Recently, flow-based generative models have shown superior efficiency compared to diffusion models. In this paper, we study rectified flow models, which constrain transport trajectories to be linear from the base distribution to the data distribution. This structural restriction greatly accelerates sampling, often enabling high-quality generation with a single Euler step. Under standard assumptions on the neural network classes used to parameterize the velocity field and data distribution, we prove that rectified flows achieve sample complexity $\tilde{O}(\varepsilon^{-2})$. This improves on the best known $O(\varepsilon^{-4})$ bounds for flow matching model and matches the optimal rate for mean estimation. Our analysis exploits the particular structure of rectified flows: because the model is trained with a squared loss along linear paths, the associated hypothesis class admits a sharply controlled localized Rademacher complexity.

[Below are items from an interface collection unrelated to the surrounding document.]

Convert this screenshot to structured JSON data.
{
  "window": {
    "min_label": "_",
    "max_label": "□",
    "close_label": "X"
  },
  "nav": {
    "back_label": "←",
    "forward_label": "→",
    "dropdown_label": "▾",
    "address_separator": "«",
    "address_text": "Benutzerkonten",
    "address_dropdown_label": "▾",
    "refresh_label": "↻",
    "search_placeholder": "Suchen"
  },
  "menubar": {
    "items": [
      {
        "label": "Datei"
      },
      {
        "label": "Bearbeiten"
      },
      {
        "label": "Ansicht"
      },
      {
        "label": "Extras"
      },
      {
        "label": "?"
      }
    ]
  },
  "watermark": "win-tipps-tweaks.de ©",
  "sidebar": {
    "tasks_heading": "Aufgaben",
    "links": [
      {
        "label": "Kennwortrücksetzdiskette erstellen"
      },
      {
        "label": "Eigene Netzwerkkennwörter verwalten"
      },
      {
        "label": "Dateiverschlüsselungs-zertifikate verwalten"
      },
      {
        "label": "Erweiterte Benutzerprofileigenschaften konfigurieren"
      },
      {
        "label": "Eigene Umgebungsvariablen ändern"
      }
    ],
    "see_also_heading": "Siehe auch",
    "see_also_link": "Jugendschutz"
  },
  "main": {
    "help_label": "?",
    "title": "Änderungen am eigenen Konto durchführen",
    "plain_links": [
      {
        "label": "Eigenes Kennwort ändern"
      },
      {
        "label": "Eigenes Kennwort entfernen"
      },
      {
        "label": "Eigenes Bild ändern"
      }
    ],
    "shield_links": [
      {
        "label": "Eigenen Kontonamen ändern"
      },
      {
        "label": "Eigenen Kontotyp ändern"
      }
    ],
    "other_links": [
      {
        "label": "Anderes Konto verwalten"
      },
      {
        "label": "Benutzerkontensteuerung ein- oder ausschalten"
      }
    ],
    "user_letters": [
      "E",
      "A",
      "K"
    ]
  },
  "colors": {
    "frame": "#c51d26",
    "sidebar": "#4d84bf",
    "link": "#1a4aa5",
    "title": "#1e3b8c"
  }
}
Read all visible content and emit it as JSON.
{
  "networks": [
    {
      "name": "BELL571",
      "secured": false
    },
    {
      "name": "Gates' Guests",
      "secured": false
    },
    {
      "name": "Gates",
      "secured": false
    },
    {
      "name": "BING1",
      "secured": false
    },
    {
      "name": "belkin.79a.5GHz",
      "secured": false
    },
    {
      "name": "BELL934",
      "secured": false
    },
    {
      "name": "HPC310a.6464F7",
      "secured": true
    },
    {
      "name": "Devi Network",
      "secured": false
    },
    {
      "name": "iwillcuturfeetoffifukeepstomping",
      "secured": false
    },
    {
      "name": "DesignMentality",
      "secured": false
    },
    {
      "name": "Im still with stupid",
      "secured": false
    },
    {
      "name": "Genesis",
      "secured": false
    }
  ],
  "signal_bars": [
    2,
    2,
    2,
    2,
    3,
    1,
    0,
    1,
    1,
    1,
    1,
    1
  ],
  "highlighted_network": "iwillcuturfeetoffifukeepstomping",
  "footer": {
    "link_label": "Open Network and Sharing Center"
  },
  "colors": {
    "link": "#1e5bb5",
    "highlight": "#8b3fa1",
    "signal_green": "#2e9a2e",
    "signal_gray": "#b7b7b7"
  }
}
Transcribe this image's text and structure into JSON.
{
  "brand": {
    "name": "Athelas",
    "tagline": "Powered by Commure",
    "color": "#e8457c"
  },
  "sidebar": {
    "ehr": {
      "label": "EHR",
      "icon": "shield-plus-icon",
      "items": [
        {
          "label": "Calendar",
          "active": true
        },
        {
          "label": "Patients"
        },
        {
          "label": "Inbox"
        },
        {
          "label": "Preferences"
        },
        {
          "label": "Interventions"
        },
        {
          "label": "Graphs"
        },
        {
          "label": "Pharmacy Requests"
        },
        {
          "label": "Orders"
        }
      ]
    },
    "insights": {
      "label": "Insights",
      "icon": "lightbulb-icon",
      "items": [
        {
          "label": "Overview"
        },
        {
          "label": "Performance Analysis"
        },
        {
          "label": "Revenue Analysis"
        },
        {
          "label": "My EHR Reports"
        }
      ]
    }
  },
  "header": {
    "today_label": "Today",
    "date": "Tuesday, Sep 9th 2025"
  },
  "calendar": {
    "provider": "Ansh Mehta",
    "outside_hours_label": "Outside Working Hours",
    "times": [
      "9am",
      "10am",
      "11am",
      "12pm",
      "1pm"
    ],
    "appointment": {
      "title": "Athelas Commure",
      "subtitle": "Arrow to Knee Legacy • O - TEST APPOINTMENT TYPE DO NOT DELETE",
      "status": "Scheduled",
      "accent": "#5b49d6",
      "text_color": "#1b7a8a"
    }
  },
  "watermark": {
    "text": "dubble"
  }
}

This yields the improved, order-optimal sample complexity and provides a theoretical explanation for the strong empirical performance of rectified flow models.

翻译：近年来，基于流的生成模型在效率上已展现出优于扩散模型的性能。本文研究修正流模型，该模型将传输轨迹约束为从基分布到数据分布的线性路径。这种结构限制极大加速了采样过程，通常仅需单步欧拉迭代即可实现高质量生成。在用于参数化速度场与数据分布的神经网络类满足标准假设的前提下，我们证明修正流模型达到$\tilde{O}(\varepsilon^{-2})$的样本复杂度。该结果改进了流匹配模型当前已知最优的$O(\varepsilon^{-4})$界，且与均值估计的最优速率相匹配。我们的分析利用了修正流模型的特有结构：由于模型通过沿线性路径的平方损失进行训练，其对应的假设类具有严格可控的局部Rademacher复杂度。这一性质导出了改进的阶最优样本复杂度，并为修正流模型强大的实证性能提供了理论解释。